The rule limits post event testing to situations in which the licensee or other entity can determine, within four hours after the event has occurred, that an injury or illness meets the OSHA recordable threshold, and can conduct the testing within a time frame that will provide useful information about the individual's condition at the time of the event. However, this section of the rule should not be misinterpreted as requiring post-event testing be conducted within four hours of the event. Section 26.31(c)(3) defines the time period after the event within which testing must be completed as "as soon as practical."
Does that make the sites vulnerable to regulatory violation if in these instances the individual is not for cause or fatigue assessed?
§ 26.31(c)(2) For cause.
In response to an individual's observed behavior or physical condition indicating possible substance abuse or after receiving credible information that an individual is engaging in substance abuse, as defined in § 26.5;
§ 26.33 Behavioral observation.
Licensees and other entities shall ensure that the individuals who are subject to this subpart are subject to behavioral observation. Behavioral observation must be performed by individuals who are trained under § 26.29 to detect behaviors that may indicate possible use, sale, or possession of illegal drugs; use or possession of alcohol on site or while on duty; or impairment from fatigue or any cause that, if left unattended, may constitute a risk to public health and safety or the common defense and security. Individuals who are subject to this subpart shall report any FFD concerns about other individuals to the personnel designated in the FFD policy.

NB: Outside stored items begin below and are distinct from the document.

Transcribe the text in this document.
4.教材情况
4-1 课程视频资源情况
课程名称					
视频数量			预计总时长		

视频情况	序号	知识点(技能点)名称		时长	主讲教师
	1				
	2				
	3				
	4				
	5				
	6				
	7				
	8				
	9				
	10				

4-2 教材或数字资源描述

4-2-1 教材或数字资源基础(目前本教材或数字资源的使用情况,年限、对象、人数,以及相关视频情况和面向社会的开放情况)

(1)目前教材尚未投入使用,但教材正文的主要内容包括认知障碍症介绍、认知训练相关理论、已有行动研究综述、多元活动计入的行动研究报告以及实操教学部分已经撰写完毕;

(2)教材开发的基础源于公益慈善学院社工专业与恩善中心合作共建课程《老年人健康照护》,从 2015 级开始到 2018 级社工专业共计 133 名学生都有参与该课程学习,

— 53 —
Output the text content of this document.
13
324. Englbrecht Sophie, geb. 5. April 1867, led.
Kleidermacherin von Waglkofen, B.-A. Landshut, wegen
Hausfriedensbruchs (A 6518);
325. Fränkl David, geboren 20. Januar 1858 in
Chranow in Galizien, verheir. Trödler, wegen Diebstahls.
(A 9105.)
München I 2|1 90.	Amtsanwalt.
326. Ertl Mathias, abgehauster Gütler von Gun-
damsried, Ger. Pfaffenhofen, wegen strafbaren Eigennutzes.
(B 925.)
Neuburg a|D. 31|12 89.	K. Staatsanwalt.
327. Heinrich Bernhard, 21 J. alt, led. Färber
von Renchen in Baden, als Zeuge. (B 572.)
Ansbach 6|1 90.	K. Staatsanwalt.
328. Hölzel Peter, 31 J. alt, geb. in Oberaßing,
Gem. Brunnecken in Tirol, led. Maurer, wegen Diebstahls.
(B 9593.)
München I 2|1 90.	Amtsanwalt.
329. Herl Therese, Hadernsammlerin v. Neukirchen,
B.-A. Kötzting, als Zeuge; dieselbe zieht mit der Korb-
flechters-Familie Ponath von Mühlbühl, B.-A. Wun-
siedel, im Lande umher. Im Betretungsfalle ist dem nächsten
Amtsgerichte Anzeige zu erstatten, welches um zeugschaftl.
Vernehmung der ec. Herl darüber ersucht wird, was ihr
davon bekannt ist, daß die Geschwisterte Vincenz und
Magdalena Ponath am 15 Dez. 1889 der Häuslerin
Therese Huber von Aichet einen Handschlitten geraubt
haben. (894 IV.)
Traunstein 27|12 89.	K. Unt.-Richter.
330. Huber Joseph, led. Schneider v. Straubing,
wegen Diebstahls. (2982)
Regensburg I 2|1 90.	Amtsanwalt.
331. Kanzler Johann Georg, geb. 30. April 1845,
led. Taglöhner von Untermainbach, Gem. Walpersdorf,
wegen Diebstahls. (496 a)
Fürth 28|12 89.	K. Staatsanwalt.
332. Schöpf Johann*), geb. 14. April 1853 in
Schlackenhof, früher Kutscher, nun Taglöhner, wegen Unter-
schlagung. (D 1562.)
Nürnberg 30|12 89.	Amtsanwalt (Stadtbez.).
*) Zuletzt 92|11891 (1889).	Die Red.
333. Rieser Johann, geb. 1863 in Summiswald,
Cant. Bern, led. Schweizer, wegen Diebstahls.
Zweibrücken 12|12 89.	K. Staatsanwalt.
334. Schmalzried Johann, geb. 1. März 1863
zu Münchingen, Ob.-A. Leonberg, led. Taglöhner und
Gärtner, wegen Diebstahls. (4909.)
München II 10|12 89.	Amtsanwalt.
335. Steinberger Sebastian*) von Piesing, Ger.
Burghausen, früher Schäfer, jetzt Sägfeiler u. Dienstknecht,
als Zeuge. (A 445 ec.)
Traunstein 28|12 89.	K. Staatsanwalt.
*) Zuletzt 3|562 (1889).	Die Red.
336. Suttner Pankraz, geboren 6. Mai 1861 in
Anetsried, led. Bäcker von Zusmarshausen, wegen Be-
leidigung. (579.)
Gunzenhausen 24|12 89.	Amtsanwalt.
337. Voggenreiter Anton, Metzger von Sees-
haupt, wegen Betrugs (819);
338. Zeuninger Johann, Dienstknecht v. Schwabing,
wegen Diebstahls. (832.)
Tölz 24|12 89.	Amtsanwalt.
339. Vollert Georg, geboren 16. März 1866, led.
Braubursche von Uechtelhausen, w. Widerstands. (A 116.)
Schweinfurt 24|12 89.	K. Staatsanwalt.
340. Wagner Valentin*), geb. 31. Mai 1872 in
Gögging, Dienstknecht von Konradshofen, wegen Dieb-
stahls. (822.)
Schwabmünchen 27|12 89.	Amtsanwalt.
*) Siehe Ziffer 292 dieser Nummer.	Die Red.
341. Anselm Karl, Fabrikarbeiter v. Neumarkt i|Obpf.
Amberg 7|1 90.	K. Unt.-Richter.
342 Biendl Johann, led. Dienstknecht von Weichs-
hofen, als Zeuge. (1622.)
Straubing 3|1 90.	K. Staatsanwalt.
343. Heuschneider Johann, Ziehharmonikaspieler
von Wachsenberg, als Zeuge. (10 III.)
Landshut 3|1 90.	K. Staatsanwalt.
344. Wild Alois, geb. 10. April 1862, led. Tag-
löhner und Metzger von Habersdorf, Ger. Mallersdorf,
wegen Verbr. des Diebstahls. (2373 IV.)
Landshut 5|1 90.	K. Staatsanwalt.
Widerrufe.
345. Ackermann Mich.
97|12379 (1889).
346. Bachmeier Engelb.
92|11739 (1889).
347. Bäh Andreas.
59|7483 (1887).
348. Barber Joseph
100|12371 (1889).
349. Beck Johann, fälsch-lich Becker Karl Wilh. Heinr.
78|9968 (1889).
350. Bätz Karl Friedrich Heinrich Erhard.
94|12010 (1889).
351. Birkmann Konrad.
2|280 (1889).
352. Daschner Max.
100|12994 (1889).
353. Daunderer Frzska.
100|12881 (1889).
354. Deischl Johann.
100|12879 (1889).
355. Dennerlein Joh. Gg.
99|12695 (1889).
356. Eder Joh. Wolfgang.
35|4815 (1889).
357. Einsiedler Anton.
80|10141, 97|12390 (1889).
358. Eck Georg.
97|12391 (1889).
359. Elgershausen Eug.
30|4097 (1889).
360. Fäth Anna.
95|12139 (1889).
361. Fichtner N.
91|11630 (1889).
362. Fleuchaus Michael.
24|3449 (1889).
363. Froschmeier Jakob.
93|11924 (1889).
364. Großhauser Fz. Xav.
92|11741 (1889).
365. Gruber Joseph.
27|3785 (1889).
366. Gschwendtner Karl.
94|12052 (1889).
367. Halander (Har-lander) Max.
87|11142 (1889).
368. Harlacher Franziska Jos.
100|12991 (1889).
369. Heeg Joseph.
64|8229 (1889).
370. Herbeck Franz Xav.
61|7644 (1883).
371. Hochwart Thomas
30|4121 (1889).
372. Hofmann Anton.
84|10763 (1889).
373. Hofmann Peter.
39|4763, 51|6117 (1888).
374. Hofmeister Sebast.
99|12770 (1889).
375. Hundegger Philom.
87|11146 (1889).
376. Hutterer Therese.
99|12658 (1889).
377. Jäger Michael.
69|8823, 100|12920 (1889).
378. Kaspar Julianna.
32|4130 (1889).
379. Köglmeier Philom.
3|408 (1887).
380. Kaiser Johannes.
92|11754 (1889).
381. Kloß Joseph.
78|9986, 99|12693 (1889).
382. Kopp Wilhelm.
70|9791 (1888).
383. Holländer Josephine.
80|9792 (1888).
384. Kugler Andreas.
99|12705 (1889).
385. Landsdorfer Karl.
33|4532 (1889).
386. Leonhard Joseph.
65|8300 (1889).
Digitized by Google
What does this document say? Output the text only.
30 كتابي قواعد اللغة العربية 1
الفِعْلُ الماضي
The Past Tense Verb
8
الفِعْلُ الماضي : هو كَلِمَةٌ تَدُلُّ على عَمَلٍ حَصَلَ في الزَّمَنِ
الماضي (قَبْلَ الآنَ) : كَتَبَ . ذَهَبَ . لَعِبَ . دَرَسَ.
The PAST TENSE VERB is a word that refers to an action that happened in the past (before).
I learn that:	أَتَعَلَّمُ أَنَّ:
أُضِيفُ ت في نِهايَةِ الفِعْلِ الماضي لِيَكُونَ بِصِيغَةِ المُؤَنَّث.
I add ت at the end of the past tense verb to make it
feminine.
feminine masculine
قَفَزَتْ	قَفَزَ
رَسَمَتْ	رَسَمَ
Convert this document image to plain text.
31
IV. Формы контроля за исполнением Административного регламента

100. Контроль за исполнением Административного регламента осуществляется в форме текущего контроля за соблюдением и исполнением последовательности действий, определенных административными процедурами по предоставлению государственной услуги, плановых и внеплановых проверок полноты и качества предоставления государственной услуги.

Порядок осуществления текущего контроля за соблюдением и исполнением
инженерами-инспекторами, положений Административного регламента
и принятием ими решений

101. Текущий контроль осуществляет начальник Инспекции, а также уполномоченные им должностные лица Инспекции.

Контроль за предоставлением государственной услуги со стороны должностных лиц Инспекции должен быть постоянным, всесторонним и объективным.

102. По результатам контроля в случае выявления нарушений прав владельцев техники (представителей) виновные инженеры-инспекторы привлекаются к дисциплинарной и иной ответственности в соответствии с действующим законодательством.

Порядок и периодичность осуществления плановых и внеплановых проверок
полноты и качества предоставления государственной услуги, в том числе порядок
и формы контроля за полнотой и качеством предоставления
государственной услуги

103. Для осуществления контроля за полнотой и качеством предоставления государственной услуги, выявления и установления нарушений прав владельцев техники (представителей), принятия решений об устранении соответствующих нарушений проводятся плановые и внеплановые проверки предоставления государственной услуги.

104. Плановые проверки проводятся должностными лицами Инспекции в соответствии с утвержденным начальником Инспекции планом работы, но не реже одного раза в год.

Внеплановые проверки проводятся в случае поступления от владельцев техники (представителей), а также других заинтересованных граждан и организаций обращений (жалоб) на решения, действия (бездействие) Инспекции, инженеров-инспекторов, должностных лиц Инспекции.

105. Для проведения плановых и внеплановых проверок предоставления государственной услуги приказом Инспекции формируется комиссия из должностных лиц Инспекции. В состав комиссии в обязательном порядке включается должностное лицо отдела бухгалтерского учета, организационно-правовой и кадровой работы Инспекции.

§ 26.211 Fatigue assessments.
(a) Licensees shall ensure that fatigue assessments are conducted under the following conditions:
(1) For cause. In addition to any other test or determination of fitness that may be required under §§ 26.31(c) and 26.77, a fatigue assessment must be conducted in response to an observed condition of impaired individual alertness creating a reasonable suspicion that an individual is not fit to safely and competently perform his or her duties, except if the condition is observed during an individual's break period. If the observed condition is impaired alertness with no other behaviors or physical conditions creating a reasonable suspicion of possible substance abuse, then the licensee need only conduct a fatigue assessment. If the licensee has reason to believe that the observed condition is not due to fatigue, the licensee need not conduct a fatigue assessment;
The licensee does not violate 10 CFR 26.31 if it does not conduct a for-cause test or fatigue assessment within 4 hours of the event when more than 4 hours are needed for the illness or injury to meet the OSHA recording criteria. Moreover, the licensee does not need to conduct a for-cause test or fatigue assessment unless the individual meets the criteria of § 26.31(c)(2) or § 26.211(a)(1) respectively. All site personnel are trained in behavioral observation to detect behaviors that may indicate the use of drugs and alcohol, or impairment from fatigue. In other words, it doesn't have to be a post event determination to conduct for-cause testing or a fatigue assessment.